The stern Lieutenant of the Tower, Sir John Brydges, had been vanquished by the gentle graces of his prisoner and he sought from her some memorial in writing. In a manual of manuscript prayers she wrote a few sentences of farewell:
Forasmuch as you have desired so simple a woman to write in so worthy a book, good Master Lieutenant, therefore I shall, as a friend, desire you, and as a Christian require you, to call upon God to incline your heart to His laws, to quicken you in His way, and not to take the word of truth utterly out of your mouth.
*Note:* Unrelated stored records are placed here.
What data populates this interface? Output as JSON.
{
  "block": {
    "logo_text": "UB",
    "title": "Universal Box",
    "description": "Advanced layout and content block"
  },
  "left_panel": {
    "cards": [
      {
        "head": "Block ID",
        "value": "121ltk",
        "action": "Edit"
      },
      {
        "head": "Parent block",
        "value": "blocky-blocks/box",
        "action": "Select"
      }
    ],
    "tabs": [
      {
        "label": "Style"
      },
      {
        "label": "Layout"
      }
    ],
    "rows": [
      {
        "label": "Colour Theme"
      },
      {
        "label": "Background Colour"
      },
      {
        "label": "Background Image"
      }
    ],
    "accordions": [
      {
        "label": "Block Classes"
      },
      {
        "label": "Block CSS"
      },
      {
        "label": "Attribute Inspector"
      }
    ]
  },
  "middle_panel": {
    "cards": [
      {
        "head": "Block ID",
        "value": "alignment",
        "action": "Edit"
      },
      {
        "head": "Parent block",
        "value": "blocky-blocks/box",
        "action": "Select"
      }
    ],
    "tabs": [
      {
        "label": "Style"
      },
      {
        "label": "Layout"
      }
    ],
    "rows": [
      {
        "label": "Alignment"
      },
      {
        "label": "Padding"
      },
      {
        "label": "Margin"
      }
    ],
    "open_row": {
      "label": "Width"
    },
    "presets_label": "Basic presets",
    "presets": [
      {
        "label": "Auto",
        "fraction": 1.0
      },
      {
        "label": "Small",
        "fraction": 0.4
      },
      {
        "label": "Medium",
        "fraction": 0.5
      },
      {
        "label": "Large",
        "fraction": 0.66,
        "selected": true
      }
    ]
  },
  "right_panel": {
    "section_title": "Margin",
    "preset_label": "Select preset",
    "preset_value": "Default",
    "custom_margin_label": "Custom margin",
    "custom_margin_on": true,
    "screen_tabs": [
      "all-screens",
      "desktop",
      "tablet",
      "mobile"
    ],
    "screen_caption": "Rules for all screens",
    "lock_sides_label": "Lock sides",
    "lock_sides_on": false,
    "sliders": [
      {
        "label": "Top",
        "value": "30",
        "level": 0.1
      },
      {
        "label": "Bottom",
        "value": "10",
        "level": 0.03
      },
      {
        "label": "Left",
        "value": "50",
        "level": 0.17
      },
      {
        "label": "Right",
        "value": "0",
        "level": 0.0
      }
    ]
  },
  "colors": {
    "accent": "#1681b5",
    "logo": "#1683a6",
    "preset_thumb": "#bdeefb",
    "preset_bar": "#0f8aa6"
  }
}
Live still to die, that by death you may purchase eternal life, and remember how Methuselah, who, as we read in the Scriptures, was the longest liver that was of a man, died at the last; for, as the Preacher saith, there is a time to be born and a time to die; and the day of death is better than the day of our birth.—Yours, as the Lord knoweth, as a friend,
Jane Dudley.
Mary and her advisers had originally intended that both Lady Jane and her husband should be executed together on Tower Hill; but reflection convinced them that the spectacle of so comely and youthful a pair suffering for what was rather the crime of others than their own, might powerfully awaken the sympathies of the multitude, and produce a revulsion of feeling. It was ordered, therefore, that Lady Jane should suffer within the precincts of the Tower.